Theodore A. Kung and Paul S. Cederna

After a peripheral nerve is severed (neurotmesis), Wallerian degeneration occurs distal to the site of injury, followed by axonal sprouting and elongation that is guided by a multitude of local neurotrophic factors. When the distal end of the severed peripheral nerve is available, the optimal intervention is to perform end-to-end neurorrhaphy in order to allow the regenerating axons to reestablish contact with the distal nerve segment. However, in the setting of amputation, the distal nerve segment is absent and consequently the regenerating axons are prone to form an end neuroma consisting of a disorganized mass of axonal spouts, Schwann cells, fibroblasts, and capillaries. Symptomatic neuroma occurs in up to a third of patients with major limb amputation. In patients who experience traumatic amputation injury, the incidence of residual limb pain can be as high as 70%.

Although the experience of neuroma pain itself can be quite debilitating, a serious functional consequence of persistent pain in the residual limb is the inability to wear a prosthetic device. This leads to considerable limitations in a patient’s capacity to perform activities of daily living and a significantly decreased quality of life. As a result of neuroma pain, patients with a major upper extremity amputation frequently forego the functional advantages of an artificial limb and may not even tolerate a passive, cosmetic prosthesis. Those with a lower extremity amputation may suffer even more significant morbidity due to the loss of ambulation. Therefore, all patients with limb loss should be carefully evaluated for symptomatic neuromas. If present, the neuromas should be surgically addressed to allow the patient to comfortably wear a prosthesis.
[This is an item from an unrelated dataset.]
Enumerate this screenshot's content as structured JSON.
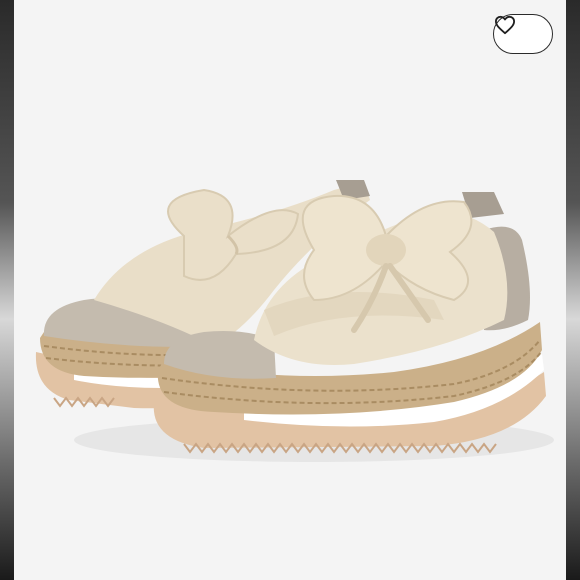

Various nonsurgical therapies for neuroma pain have been described, including desensitization therapy, injection of the neuroma with chemicals that attempt to inhibit axonal regeneration, and numerous medications such as antidepressants, anticonvulsants, and narcotics. However, definitive treatment involves surgical exploration, excision of the neuroma bulb, and an effort to either to reduce the pain of a recurrent neuroma or to prevent the reformation of a recurrent neuroma. The most commonly performed option to address recurrent neuroma pain is to bury the end of the nerve into normal muscle tissue after neuroma excision. With this method, the end neuroma is expected to reform, but the muscle serves as a biological cushion that mitigates the incitement of painful neuroma symptoms.

More recently, investigation into novel strategies to control neuroprosthetic limbs has led to techniques that inhibit neuroma formation. These approaches prevent the development of a disorganized and hyperexcitable neuroma bulb by promoting guided axonal regeneration and subsequent reinnervation of denervated muscle. For example, targeted muscle reinnervation (TMR) is a method whereby a nerve transfer is performed to provide sprouting axons a distal target for reinnervation in order to prevent reformation of an end neuroma. After the neuroma bulb is excised from the symptomatic nerve, a specific recipient motor branch is selected and divided, which results in selective denervation of the target muscle. Coaptation is then performed between the proximal nerve (which formerly had the neuroma) and the distal recipient motor branch, allowing the axons to regenerate toward and subsequently reinnervate the denervated muscle.